Normally, graduating seniors would be preparing for graduation. Sadly, due to the current dictates of social distancing, there will be no ceremonies jam-packed with family and friends followed by well-wishing on campus fields, in school gyms, and in other venues.
Some schools are organizing drive-through diploma cover pickups and virtual ceremonies slated to be live-streamed online or broadcast as videos on select media. Locally, Carter County high school graduations will be held at the Stateline Drive-In.
Many thanks to local and area school boards for embracing innovative ways to celebrate the class of 2020, and to school staffers for making them happen.
With schools across the state closed since mid-March, seniors have been denied many of the much-anticipated events and traditions that precede graduation. Concerts, theatrical productions, and sport seasons were canceled. There were no proms, no yearbook signing sessions. Such festivities mark an important milestone. They are the moments and memories of life.
What the current pandemic cannot take away from you: the education you’ve earned and the education you’ll earn going forward.
Denied the ability to walk across a stage and accept your hard-earned diploma is akin to a football team playing all season, enduring tough losses but enough wins to make it to the championship game, only to be told the championship game has been canceled.
Seniors, your big game has been canceled. We won’t try to sugarcoat it by saying “You still earned a diploma” or “No one remembers the commencement speeches anyway.”
Because graduations aren’t about speeches, mortar board hats, surprise guests or even diplomas. They’re about sitting with classmates one last time.

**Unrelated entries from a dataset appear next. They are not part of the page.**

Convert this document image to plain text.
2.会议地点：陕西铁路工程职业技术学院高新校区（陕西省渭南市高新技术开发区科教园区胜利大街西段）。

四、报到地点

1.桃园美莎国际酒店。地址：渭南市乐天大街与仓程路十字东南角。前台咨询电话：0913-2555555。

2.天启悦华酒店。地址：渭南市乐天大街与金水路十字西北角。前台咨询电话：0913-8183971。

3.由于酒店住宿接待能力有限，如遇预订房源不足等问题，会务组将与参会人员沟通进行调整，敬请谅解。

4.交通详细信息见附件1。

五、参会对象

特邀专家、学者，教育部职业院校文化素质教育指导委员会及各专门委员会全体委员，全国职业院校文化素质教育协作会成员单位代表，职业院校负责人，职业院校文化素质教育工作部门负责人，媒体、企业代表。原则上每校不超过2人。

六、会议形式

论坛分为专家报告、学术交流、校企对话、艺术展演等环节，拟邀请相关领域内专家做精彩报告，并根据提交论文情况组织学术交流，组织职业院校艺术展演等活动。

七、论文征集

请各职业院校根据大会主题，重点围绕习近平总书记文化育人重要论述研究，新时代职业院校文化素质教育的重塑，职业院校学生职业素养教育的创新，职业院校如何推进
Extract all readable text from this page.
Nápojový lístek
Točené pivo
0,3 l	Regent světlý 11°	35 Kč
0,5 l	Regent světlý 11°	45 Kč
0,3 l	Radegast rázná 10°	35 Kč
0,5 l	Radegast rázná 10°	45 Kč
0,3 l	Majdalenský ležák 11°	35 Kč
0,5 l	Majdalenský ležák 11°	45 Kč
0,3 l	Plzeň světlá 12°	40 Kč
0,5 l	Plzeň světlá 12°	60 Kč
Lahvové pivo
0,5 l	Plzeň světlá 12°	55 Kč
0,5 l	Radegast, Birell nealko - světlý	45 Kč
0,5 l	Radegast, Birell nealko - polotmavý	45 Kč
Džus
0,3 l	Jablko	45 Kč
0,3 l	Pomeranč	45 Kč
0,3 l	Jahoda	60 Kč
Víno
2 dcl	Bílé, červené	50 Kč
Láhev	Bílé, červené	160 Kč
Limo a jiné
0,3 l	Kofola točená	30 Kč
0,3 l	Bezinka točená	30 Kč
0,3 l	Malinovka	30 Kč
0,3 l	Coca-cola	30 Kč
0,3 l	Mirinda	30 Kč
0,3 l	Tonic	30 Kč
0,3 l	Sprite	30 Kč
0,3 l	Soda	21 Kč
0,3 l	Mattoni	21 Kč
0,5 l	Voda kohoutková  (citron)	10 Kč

Many of you have been together since kindergarten. You’ve seen each other excel; become a standout in football, baseball, or basketball; fall in love for the first time; get your first car. You may not all like each other, but you’re a team.
Now an important good-bye ritual is gone, and those words you’ve rehearsed in your heads, the ones thanking that teacher or coach who went the extra mile, may never get spoken.
Certainly, the graduation day you and your parents pictured for you will look very different, but not even COVID-19 can steal your pride or that of your parents.
This year’s seniors won’t be remembered for what they were denied, but for what they endured.
In future commencement addresses, speakers should say: “Be like the Class of 2020. They pushed aside fear and doubt and did what had to be done. For them, making sacrifices for the larger good wasn’t just an abstract idea. It was their senior year.”
High school graduation is not the end of the obstacles. Before the pandemic forced much of the economy to shut down, high school and college students poised to graduate this year could have expected to enter into a U.S. job market ranked among the strongest in recent decades. Now, facing the possibility of a recession worse than that touched off by the 2008 financial crisis, many are rethinking plans.
Higher-ed enrollment typically rises during recessions. Among other factors, income given up because an individual is in school instead of working is lower than normal. This time around, though, many would-be students don’t want to make a decision about fall enrollment until they know whether campuses will reopen — or operate largely online.
Whatever the determination, the Class of 2020 already has a distinction like no other. Its members have dealt with circumstances unlike those of any other graduating class since World War II. We expect the lessons learned will prove invaluable down the road. Congratulations to them all.